Al no haber respuesta, Desiderya probó con todos sus dialectos, y al final, después de esperar durante varios latidos, le dio la espalda al agua y a la maleza y dijo en español: Congélate pues, cariño.

Pidre lloró. Fuerte como tambor.

Desiderya abrió las ramas de cardo y capulín; sus tallos titilaban como las almas de los recién difuntos. Se quedó sin aliento ante la fuente del problema.

Ahí, frente a ella, había un bebé de ojos grises húmedos; un niñito que, con la cara coloreada en franjas por las sombras de la maleza, estiraba las manos hacia la Profeta Somnolienta.

Desiderya soltó un quejido mientras levantaba al bebé de entre la hierba. Estaba frío; la garra de oso que traía colgada del cuello se había empolvado de nieve.

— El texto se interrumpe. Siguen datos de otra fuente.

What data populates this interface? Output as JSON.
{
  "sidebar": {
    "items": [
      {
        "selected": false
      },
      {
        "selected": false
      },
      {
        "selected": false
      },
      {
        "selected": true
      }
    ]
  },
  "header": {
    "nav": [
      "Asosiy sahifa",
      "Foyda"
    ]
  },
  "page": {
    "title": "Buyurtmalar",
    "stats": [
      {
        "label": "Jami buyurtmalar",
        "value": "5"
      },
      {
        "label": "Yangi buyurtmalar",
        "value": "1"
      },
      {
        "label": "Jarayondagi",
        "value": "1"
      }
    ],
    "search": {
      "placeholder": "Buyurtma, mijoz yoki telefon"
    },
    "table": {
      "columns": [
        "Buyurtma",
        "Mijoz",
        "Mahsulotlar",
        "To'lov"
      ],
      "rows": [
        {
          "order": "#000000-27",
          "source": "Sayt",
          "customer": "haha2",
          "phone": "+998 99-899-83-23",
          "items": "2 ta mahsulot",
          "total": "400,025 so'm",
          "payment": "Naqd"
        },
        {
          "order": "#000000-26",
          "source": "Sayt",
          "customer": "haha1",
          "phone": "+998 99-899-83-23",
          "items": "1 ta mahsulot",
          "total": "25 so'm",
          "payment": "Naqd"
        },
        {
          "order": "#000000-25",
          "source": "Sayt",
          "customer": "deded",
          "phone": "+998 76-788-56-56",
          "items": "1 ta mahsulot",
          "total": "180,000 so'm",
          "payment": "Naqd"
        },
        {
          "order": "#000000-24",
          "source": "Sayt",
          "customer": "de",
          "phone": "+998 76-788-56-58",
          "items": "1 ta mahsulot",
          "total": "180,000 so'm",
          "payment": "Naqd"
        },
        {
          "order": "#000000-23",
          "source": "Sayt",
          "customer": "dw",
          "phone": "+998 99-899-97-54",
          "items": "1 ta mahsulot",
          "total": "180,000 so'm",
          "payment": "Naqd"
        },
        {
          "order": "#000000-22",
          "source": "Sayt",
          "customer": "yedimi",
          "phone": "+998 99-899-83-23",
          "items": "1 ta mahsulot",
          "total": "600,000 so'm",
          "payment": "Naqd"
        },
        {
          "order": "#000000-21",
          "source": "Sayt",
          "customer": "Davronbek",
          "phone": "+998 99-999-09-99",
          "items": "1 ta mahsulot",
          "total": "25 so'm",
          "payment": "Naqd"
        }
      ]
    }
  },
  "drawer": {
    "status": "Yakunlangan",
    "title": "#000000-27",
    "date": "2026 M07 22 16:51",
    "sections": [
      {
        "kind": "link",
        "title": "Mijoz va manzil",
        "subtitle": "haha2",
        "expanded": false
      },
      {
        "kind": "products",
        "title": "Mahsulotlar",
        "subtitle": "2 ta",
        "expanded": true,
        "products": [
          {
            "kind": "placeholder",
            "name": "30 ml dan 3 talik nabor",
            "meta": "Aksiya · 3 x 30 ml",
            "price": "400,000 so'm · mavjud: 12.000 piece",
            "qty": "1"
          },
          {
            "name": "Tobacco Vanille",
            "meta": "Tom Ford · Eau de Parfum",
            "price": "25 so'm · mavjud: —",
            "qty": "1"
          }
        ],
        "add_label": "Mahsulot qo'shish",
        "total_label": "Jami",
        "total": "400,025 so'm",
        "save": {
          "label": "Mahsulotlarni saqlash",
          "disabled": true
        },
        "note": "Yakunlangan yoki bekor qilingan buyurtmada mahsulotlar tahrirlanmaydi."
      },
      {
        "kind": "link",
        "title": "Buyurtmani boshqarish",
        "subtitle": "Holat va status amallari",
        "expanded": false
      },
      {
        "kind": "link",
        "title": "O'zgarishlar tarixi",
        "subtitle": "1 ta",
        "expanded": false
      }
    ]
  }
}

—Vamos a meterte en calor —dijo con una urgencia tranquila mientras cargaba al bebé hacia la orilla del agua, con su carita acunada contra sus pechos caídos.

Metió la mano izquierda en el arroyo apenas congelado y se enjuagó la sangre de los dedos antes de manchar con una gotita el cachete del bebé. Él no lloró ante el frío, sino que fijó la vista en los ojos de la Profeta Somnolienta con el ceño fruncido, serio en su expresión. Desiderya se rio de su carita enojada.

—Solo es un instante —le explicó—. Estoy buscando un mensaje.

Encima de la cara del bebé, el agua reflejaba el cielo, aquellos planetas rojos y alados.

—Te dejaron —dijo Desiderya después de un rato—. Te dejaron para que alguien te encontrara.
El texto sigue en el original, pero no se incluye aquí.